Differentiable Simulation for Accelerated Learning of Vision-Based Quadrotor Control

Johannes Heeg

University of Stuttgart

Thursday, April 24, 2025, 11:00 - Friday, April 25, 2025, 11:59

SR 01-012

Reinforcement Learning (RL) has become a cornerstone of robotics research, enabling the development of powerful, end-to-end controllers through large-scale simulation. Neural network policies trained with RL have achieved impressive performance across a variety of robotic tasks by integrating diverse input modalities and directly optimizing task-level objectives. However, this flexibility often comes at the cost of poor sample efficiency, resulting in training times that span hours or even days.

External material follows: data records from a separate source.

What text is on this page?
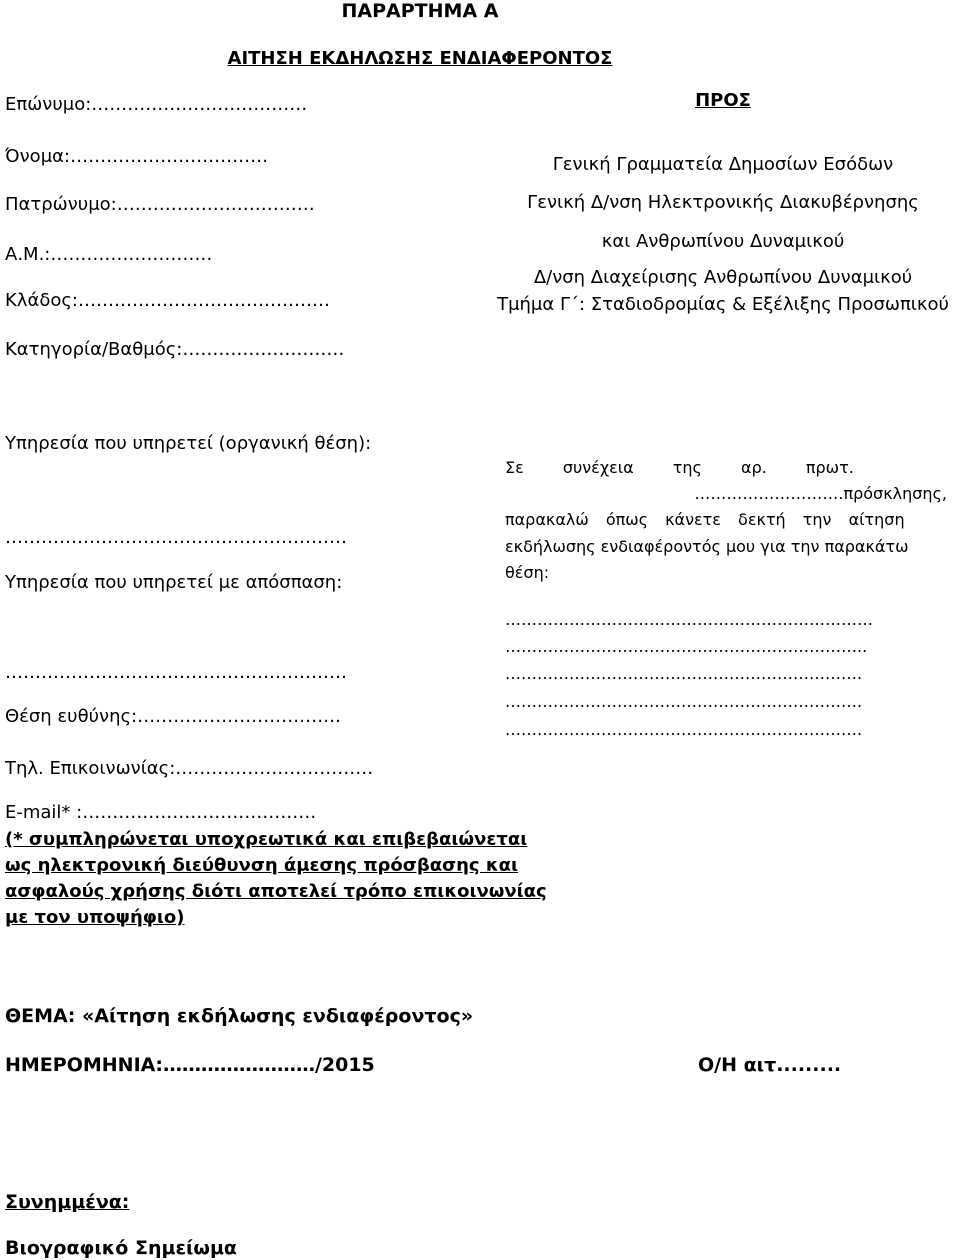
ΠΑΡΑΡΤΗΜΑ Α
ΑΙΤΗΣΗ ΕΚΔΗΛΩΣΗΣ ΕΝΔΙΑΦΕΡΟΝΤΟΣ
Επώνυμο:………………………………
Όνομα:……………………………
Πατρώνυμο:……………………………
Α.Μ.:………………………
Κλάδος:……………………………………
Κατηγορία/Βαθμός:………………………
ΠΡΟΣ
Γενική Γραμματεία Δημοσίων Εσόδων
Γενική Δ/νση Ηλεκτρονικής Διακυβέρνησης
και Ανθρωπίνου Δυναμικού
Δ/νση Διαχείρισης Ανθρωπίνου Δυναμικού
Τμήμα Γ΄: Σταδιοδρομίας & Εξέλιξης Προσωπικού
Υπηρεσία που υπηρετεί (οργανική θέση):
…………………………………………………
Υπηρεσία που υπηρετεί με απόσπαση:
…………………………………………………
Θέση ευθύνης:…………………………….
Τηλ. Επικοινωνίας:……………………………
E-mail* :…………………………………
(* συμπληρώνεται υποχρεωτικά και επιβεβαιώνεται
ως ηλεκτρονική διεύθυνση άμεσης πρόσβασης και
ασφαλούς χρήσης διότι αποτελεί τρόπο επικοινωνίας
με τον υποψήφιο)
Σε συνέχεια της αρ. πρωτ.
……………………….πρόσκλησης,
παρακαλώ όπως κάνετε δεκτή την αίτηση
εκδήλωσης ενδιαφέροντός μου για την παρακάτω
θέση:
……………………………………………………………
…………………………………………………………..
………………………………………………………….
………………………………………………………….
………………………………………………………….
ΘΕΜΑ: «Αίτηση εκδήλωσης ενδιαφέροντος»
ΗΜΕΡΟΜΗΝΙΑ:……………………/2015	Ο/Η αιτ.........
Συνημμένα:
Βιογραφικό Σημείωμα
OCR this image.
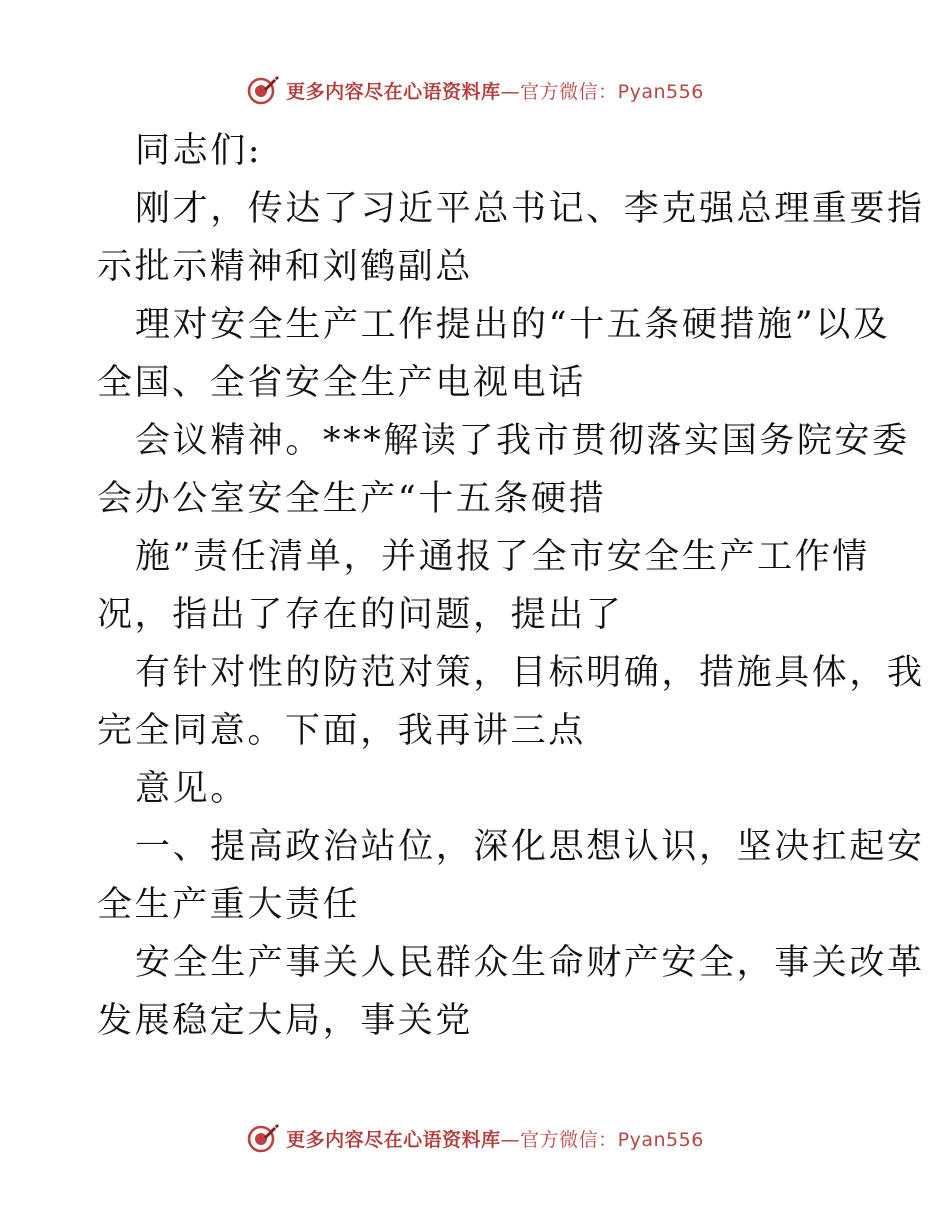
更多内容尽在心语资料库—官方微信：Pyan556
同志们:
刚才，传达了习近平总书记、李克强总理重要指
示批示精神和刘鹤副总
理对安全生产工作提出的“十五条硬措施”以及
全国、全省安全生产电视电话
会议精神。***解读了我市贯彻落实国务院安委
会办公室安全生产“十五条硬措
施”责任清单，并通报了全市安全生产工作情
况，指出了存在的问题，提出了
有针对性的防范对策，目标明确，措施具体，我
完全同意。下面，我再讲三点
意见。
一、提高政治站位，深化思想认识，坚决扛起安
全生产重大责任
安全生产事关人民群众生命财产安全，事关改革
发展稳定大局，事关党
更多内容尽在心语资料库—官方微信：Pyan556
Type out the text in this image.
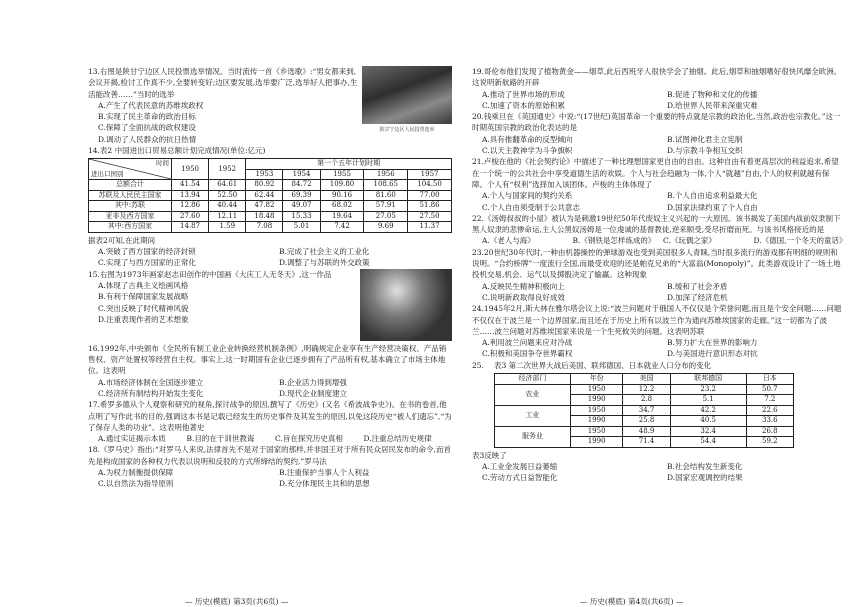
陕甘宁边区人民投票选举

13.右图是陕甘宁边区人民投票选举情况。当时流传一首《乡选歌》:“男女都来到,会议开揭,检讨工作真不少,全要转变好;边区要发展,选举要广泛,选举好人把事办,生活能改善……”当时的选举

A.产生了代表民意的苏维埃政权
B.实现了民主革命的政治目标
C.保障了全面抗战的政权建设
D.调动了人民群众的抗日热情

14.表2 中国进出口贸易总额计划完成情况(单位:亿元)

时间
进出口国别	1950	1952	第一个五年计划时期				
			1953	1954	1955	1956	1957
总额合计	41.54	64.61	80.92	84.72	109.80	108.65	104.50
苏联及人民民主国家	13.94	52.50	62.44	69.39	90.16	81.60	77.00
其中:苏联	12.86	40.44	47.82	49.07	68.02	57.91	51.86
亚非及西方国家	27.60	12.11	18.48	15.33	19.64	27.05	27.50
其中:西方国家	14.87	1.59	7.08	5.01	7.42	9.69	11.37

据表2可知,在此期间

A.突破了西方国家的经济封锁	B.完成了社会主义的工业化
C.实现了与西方国家的正常化	D.调整了与苏联的外交政策

15.右图为1973年画家赵志田创作的中国画《大庆工人无冬天》,这一作品

A.体现了古典主义绘画风格
B.有利于保障国家发展战略
C.突出反映了时代精神风貌
D.注重表现作者的艺术想象

16.1992年,中央颁布《全民所有制工业企业转换经营机制条例》,明确规定企业享有生产经营决策权、产品销售权、资产处置权等经营自主权。事实上,这一时期国有企业已逐步拥有了产品所有权,基本确立了市场主体地位。这表明

A.市场经济体制在全国逐步建立	B.企业活力得到增强
C.经济所有制结构开始发生变化	D.现代企业制度建立

17.希罗多德从个人观察和研究的视角,探讨战争的原因,撰写了《历史》(又名《希波战争史》)。在书的卷首,他点明了写作此书的目的,强调这本书是记载已经发生的历史事件及其发生的原因,以免这段历史“被人们遗忘”,“为了保存人类的功业”。这表明他著史

A.通过实证揭示本质	B.目的在于训世教诲	C.旨在探究历史真相	D.注重总结历史规律

18.《罗马史》指出:“对罗马人来说,法律首先不是对于国家的那样,并非国王对于所有民众居民发布的命令,而首先是构成国家的各种权力代表以说明和反驳的方式所缔结的契约,”罗马法

A.为权力制衡提供保障	B.注重保护当事人个人利益
C.以自然法为指导原则	D.充分体现民主共和的思想

19.哥伦布他们发现了植物黄金——烟草,此后西班牙人很快学会了抽烟。此后,烟草和抽烟嗜好很快风靡全欧洲。这说明新航路的开辟

A.推动了世界市场的形成	B.促进了物种和文化的传播
C.加速了资本的原始积累	D.给世界人民带来深重灾难

20.钱乘旦在《英国通史》中说:“(17世纪)英国革命一个重要的特点就是宗教的政治化,当然,政治也宗教化。”这一时期英国宗教的政治化表达的是

A.具有推翻革命的反型倾向	B.试图神化君主立宪制
C.以天主教神学为斗争旗帜	D.与宗教斗争相互交织

21.卢梭在他的《社会契约论》中描述了一种比理想国家更自由的自由。这种自由有着更高层次的利益追求,希望在一个统一的公共社会中享受道德生活的欢娱。个人与社会趋融为一体,个人“就越”自由,个人的权利就越有保障。个人有“权利”选择加入该团体。卢梭的主体体现了

A.个人与国家间的契约关系	B.个人自由追求利益最大化
C.个人自由须受制于公共意志	D.国家法律约束了个人自由

22.《汤姆叔叔的小屋》被认为是刺激19世纪50年代废奴主义兴起的一大原因。该书揭发了美国内战前奴隶制下黑人奴隶的悲惨命运,主人公黑奴汤姆是一位虔诚的基督教徒,逆来顺受,受尽折磨而死。与该书风格接近的是

A.《老人与海》	B.《钢铁是怎样炼成的》	C.《玩偶之家》	D.《德国,一个冬天的童话》

23.20世纪30年代时,一种由机器操控的弹球游戏也受到美国很多人青睐,当时很多流行的游戏都有明细的规则和说明。“合约桥牌”一度流行全国,而最受欢迎的还是帕克兄弟的“大富翁(Monopoly)”。此类游戏设计了一场土地投机交易,机会、运气以及掷骰决定了输赢。这种现象

A.反映民生精神积极向上	B.缓和了社会矛盾
C.说明新政取得良好成效	D.加深了经济危机

24.1945年2月,斯大林在雅尔塔会议上说:“波兰问题对于俄国人不仅仅是个荣誉问题,而且是个安全问题……问题不仅仅在于波兰是一个边界国家,而且还在于历史上所有以波兰作为通向苏维埃国家的走廊。”这一切都为了波兰……波兰问题对苏维埃国家来说是一个生死攸关的问题。这表明苏联

A.利用波兰问题来应对冷战	B.努力扩大在世界的影响力
C.积极和美国争夺世界霸权	D.与美国进行意识形态对抗
25.	表3 第二次世界大战后美国、联邦德国、日本就业人口分布的变化
经济部门	年份	美国	联邦德国	日本
农业	1950	12.2	23.2	50.7
	1990	2.8	5.1	7.2
工业	1950	34.7	42.2	22.6
	1990	25.8	40.5	33.6
服务业	1950	48.9	32.4	26.8
	1990	71.4	54.4	59.2

表3反映了

A.工业金发展日益萎缩	B.社会结构发生新变化
C.劳动方式日益智能化	D.国家宏观调控的结果
— 历史(模底) 第3页(共6页) —	— 历史(模底) 第4页(共6页) —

Differentiable simulation offers a promising alternative by enabling the computation of analytical policy gradients, thereby significantly improving sample efficiency. In this talk, I present the application of learning in differentiable simulation to vision-based quadrotor control—a setting that involves unstable dynamics, the need to compute gradients of complex, realistic dynamics, and nonlinear observation mappings. I will discuss the key challenges of this approach and outline the resulting design choices for reward shaping, gradient computation, and controller pre-training. Finally, I will demonstrate how differentiable simulation accelerates training compared to model-free RL, and present results from real-world experiments.